The Apostle Paul wrote an epistle to the church at Philippi. It’s all about what it means to have joy. Interestingly, Paul wrote Philippians from prison. There’s also a book that’s all about what it means to have hope. First Peter also was written in an unexpected context, to a group of early believers in Jesus facing an increasingly intensifying persecution. We know from history that he is speaking of the persecution of the Early Church under the Roman Emperor Nero. Just as the context of the book of joy in the Bible is prison, the context of the book of hope is persecution.
To these new believers facing an imminent and incredibly difficult situation, Peter does not say that they ought to feel hope but that they have hope. For Peter, hope is not a feeling. It is a certainty.
We tend to use the word hope as a way of expressing wishful thinking. We “hope” that a situation causing us distress or worry would change; that the next election may turn out as we “hope”; that the Supreme Court would decide a very important case how we “hope”; that our team would survive and advance in March Madness.
But for Peter, hope is not for a situation to change. It’s hope in a situation that’s already happened and will never change. For Peter what has already happened and will never change, that which solidly grounds our hope no matter what the future holds, is the proclamation we’ll say to each other this Sunday morning: “Christ is risen! He has risen indeed!”
The resurrection not only happened in human history: It is the defining moment of human history. For the Christian, this is not just a personal belief: It is the clearest statement of reality possible. Death is defeated. The Son of God is alive and sits on the throne of heaven and earth. No matter what happens in the history of the world, what will always be most true is that “Christ is risen! He is risen indeed!”
Easter always makes me think about Chuck Colson. Chuck spent many, many Easter Sunday mornings visiting “the Church behind the walls” by joining Easter services in prison. Chuck had a wonderful explanation of why he believed in the resurrection, an explanation connected to his experience in Watergate. Year after year, that quotation of Chuck Colson is shared widely around social media in a rare example of a meme both truthful and helpful:
I know the resurrection is a fact, and Watergate proved it to me. How? Because 12 men testified they had seen Jesus raised from the dead, then they proclaimed that truth for 40 years, never once denying it. Everyone was beaten, tortured, stoned and put in prison. They would not have endured that if it weren’t true. Watergate embroiled 12 of the most powerful men in the world—and they couldn’t keep a lie for three weeks. You’re telling me 12 apostles could keep a lie for 40 years? Absolutely impossible.
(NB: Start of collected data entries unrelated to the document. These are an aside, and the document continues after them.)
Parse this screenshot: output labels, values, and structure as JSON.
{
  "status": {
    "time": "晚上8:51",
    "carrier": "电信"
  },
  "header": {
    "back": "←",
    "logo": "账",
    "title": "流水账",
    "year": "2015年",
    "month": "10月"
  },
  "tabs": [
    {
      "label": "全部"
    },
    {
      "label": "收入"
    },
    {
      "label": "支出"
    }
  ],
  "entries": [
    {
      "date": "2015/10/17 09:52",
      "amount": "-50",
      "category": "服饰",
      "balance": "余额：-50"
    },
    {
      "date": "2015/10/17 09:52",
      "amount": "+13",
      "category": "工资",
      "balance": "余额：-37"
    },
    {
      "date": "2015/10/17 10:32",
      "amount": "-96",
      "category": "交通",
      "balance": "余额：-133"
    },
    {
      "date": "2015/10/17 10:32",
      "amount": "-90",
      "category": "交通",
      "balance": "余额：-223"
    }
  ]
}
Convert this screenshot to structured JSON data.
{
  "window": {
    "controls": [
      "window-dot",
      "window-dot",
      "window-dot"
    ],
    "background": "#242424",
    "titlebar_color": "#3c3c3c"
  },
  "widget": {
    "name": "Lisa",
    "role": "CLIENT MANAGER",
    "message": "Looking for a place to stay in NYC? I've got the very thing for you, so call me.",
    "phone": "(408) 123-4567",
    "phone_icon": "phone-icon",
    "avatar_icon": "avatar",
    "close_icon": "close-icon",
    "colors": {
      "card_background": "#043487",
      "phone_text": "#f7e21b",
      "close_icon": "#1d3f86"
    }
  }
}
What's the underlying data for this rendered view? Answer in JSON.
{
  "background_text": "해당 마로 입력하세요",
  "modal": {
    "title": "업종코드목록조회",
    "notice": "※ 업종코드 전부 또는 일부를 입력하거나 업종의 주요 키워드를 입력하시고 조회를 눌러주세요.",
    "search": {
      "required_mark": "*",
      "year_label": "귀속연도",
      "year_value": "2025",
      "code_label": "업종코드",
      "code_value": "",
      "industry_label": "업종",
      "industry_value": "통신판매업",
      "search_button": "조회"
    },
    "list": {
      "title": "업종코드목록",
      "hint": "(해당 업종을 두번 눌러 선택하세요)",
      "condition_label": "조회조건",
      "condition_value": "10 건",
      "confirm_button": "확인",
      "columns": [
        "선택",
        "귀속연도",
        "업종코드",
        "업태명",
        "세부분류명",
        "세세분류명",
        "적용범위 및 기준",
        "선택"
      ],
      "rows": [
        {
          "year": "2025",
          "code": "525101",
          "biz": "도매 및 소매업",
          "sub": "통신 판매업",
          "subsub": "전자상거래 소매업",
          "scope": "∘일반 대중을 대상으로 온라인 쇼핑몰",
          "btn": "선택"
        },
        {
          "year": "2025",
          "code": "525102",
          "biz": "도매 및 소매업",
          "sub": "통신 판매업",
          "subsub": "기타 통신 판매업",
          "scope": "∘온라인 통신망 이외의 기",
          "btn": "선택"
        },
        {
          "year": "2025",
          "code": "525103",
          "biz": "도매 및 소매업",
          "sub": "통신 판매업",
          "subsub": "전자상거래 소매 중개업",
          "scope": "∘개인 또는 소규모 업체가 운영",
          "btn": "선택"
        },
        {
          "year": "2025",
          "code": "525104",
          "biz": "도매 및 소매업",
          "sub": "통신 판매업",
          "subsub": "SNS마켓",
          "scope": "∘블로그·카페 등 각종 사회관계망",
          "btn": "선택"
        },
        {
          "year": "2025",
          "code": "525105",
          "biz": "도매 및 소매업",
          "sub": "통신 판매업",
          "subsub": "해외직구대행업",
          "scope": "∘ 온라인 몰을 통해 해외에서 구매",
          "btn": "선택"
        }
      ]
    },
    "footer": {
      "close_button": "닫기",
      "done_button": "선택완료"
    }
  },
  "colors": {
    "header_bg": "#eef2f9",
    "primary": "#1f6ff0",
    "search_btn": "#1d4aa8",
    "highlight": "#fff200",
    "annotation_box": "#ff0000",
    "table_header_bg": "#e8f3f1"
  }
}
Every Easter, I remember something else Chuck often said to Christians as a way to encourage them to stay engaged in the cultural moment with their feet firmly grounded in the hope Peter described: “For Christians, despair is a sin because Christ is risen.”
Perhaps as our culture seems increasingly challenging, it may help to think of hope as the complete opposite of despair. Hope is not optional for the believer. Our hope is secure because, as we all say again, “Christ is risen! He has risen indeed!”
For the Colson Center. I’m John Stonestreet with Breakpoint. Have a blessed Easter. Thanks for listening to Breakpoint.